Informations préalables
Suite aux révélations d’Edward Snowden, M. Maximillian Schrems, un utilisateur Facebook autrichien, avait contesté la décision « Safe Harbor » autorisant le transfert de ses données personnelles par Facebook vers les États-Unis d’Amérique (USA).
Par un arrêt du 6 octobre 2015, la CJUE a considéré que la Safe Harbor, (ancien Privacy Shield), n’était pas un mécanisme de transfert valable car il n’offrait pas une protection suffisante contre la surveillance massive exercée par les autorités publiques américaines (notamment la National Security Agency), des données transférées dans ce pays, telle que révélée par Edward Snowden.
À la suite de cet arrêt, les autorités européennes ont négocié avec les autorités américaines et la Commission a rendu une nouvelle décision, le « Privacy Shield », qui est une version améliorée du Safe Harbor.

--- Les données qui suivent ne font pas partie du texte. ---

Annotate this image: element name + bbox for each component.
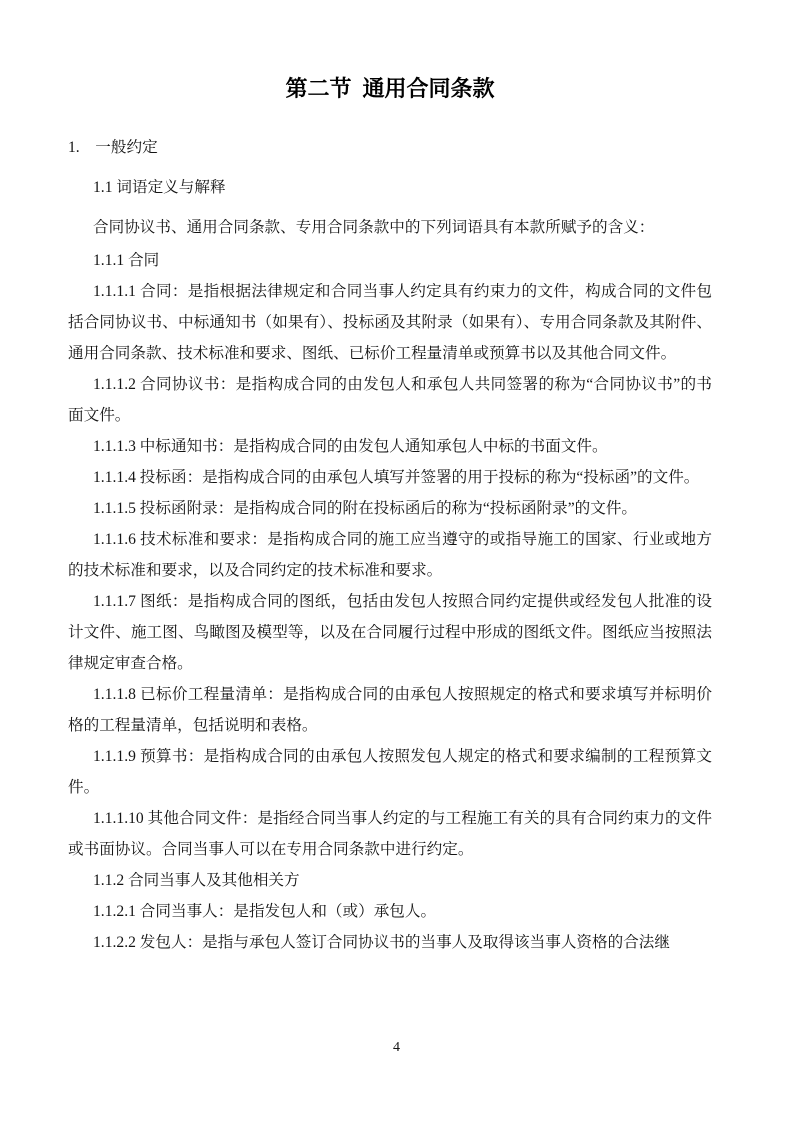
- paragraph-clause-1-1-2-2: 1.1.2.2 发包人：是指与承包人签订合同协议书的当事人及取得该当事人资格的合法继: [93, 934, 670, 951]
- paragraph-clause-1-1-1-10: 1.1.1.10 其他合同文件：是指经合同当事人约定的与工程施工有关的具有合同约束力的文件或书面协议。合同当事人可以在专用合同条款中进行约定。: [68, 810, 712, 858]
- paragraph-clause-1-1-1-1: 1.1.1.1 合同：是指根据法律规定和合同当事人约定具有约束力的文件，构成合同的文件包括合同协议书、中标通知书（如果有）、投标函及其附录（如果有）、专用合同条款及其附件、通用合同条款、技术标准和要求、图纸、已标价工程量清单或预算书以及其他合同文件。: [68, 283, 712, 362]
- paragraph-clause-1-1-1: 1.1.1 合同: [93, 252, 160, 269]
- paragraph-clause-1-1-1-7: 1.1.1.7 图纸：是指构成合同的图纸，包括由发包人按照合同约定提供或经发包人批准的设计文件、施工图、鸟瞰图及模型等，以及在合同履行过程中形成的图纸文件。图纸应当按照法律规定审查合格。: [68, 593, 712, 672]
- paragraph-clause-1-1-2: 1.1.2 合同当事人及其他相关方: [93, 872, 300, 889]
- paragraph-clause-1-1-1-2: 1.1.1.2 合同协议书：是指构成合同的由发包人和承包人共同签署的称为“合同协议书”的书面文件。: [68, 376, 712, 424]
- paragraph-intro: 合同协议书、通用合同条款、专用合同条款中的下列词语具有本款所赋予的含义：: [93, 219, 655, 236]
- paragraph-clause-1-1-1-3: 1.1.1.3 中标通知书：是指构成合同的由发包人通知承包人中标的书面文件。: [93, 438, 608, 455]
- page-number: 4: [393, 1040, 400, 1055]
- document-title: 第二节 通用合同条款: [285, 76, 495, 101]
- paragraph-section-1: 1. 一般约定: [68, 139, 158, 156]
- paragraph-clause-1-1: 1.1 词语定义与解释: [93, 179, 226, 196]
- paragraph-clause-1-1-1-5: 1.1.1.5 投标函附录：是指构成合同的附在投标函后的称为“投标函附录”的文件。: [93, 500, 638, 517]
- content-area: [68, 72, 712, 958]
- paragraph-clause-1-1-1-4: 1.1.1.4 投标函：是指构成合同的由承包人填写并签署的用于投标的称为“投标函”的文件。: [93, 469, 700, 486]
- paragraph-clause-1-1-1-9: 1.1.1.9 预算书：是指构成合同的由承包人按照发包人规定的格式和要求编制的工程预算文件。: [68, 748, 712, 796]
- paragraph-clause-1-1-2-1: 1.1.2.1 合同当事人：是指发包人和（或）承包人。: [93, 903, 437, 920]
- paragraph-clause-1-1-1-6: 1.1.1.6 技术标准和要求：是指构成合同的施工应当遵守的或指导施工的国家、行业或地方的技术标准和要求，以及合同约定的技术标准和要求。: [68, 531, 712, 579]
- paragraph-clause-1-1-1-8: 1.1.1.8 已标价工程量清单：是指构成合同的由承包人按照规定的格式和要求填写并标明价格的工程量清单，包括说明和表格。: [68, 686, 712, 734]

Cependant, Facebook a informé M. Schrems que le transfert de ses données était basé sur les CCT et pour cette raison, M. Schrrems, a remis en question la validité de la décision 2010/87 instituant les CCT du fait que, selon lui, il n’existe aucun recours qui permettrait aux personnes concernées d’invoquer, aux États-Unis, leurs droits au respect de la vie privée et à la protection des données à caractère personnel. Dans ces conditions, M. Schrems a également demandé à l’autorité de contrôle de suspendre le transfert de ses données par Facebook en application de la décision 2010/87.
En conséquence, l’autorité de contrôle irlandaise a cherché à évaluer si les États-Unis offraient un niveau de protection adéquat et, dans la négative, si la décision 2010/87/UE offrait des garanties suffisantes. A cet égard, l’autorité irlandaise a introduit une procédure devant la High Court afin que celle-ci puisse poser des questions préjudicielles à la CJUE.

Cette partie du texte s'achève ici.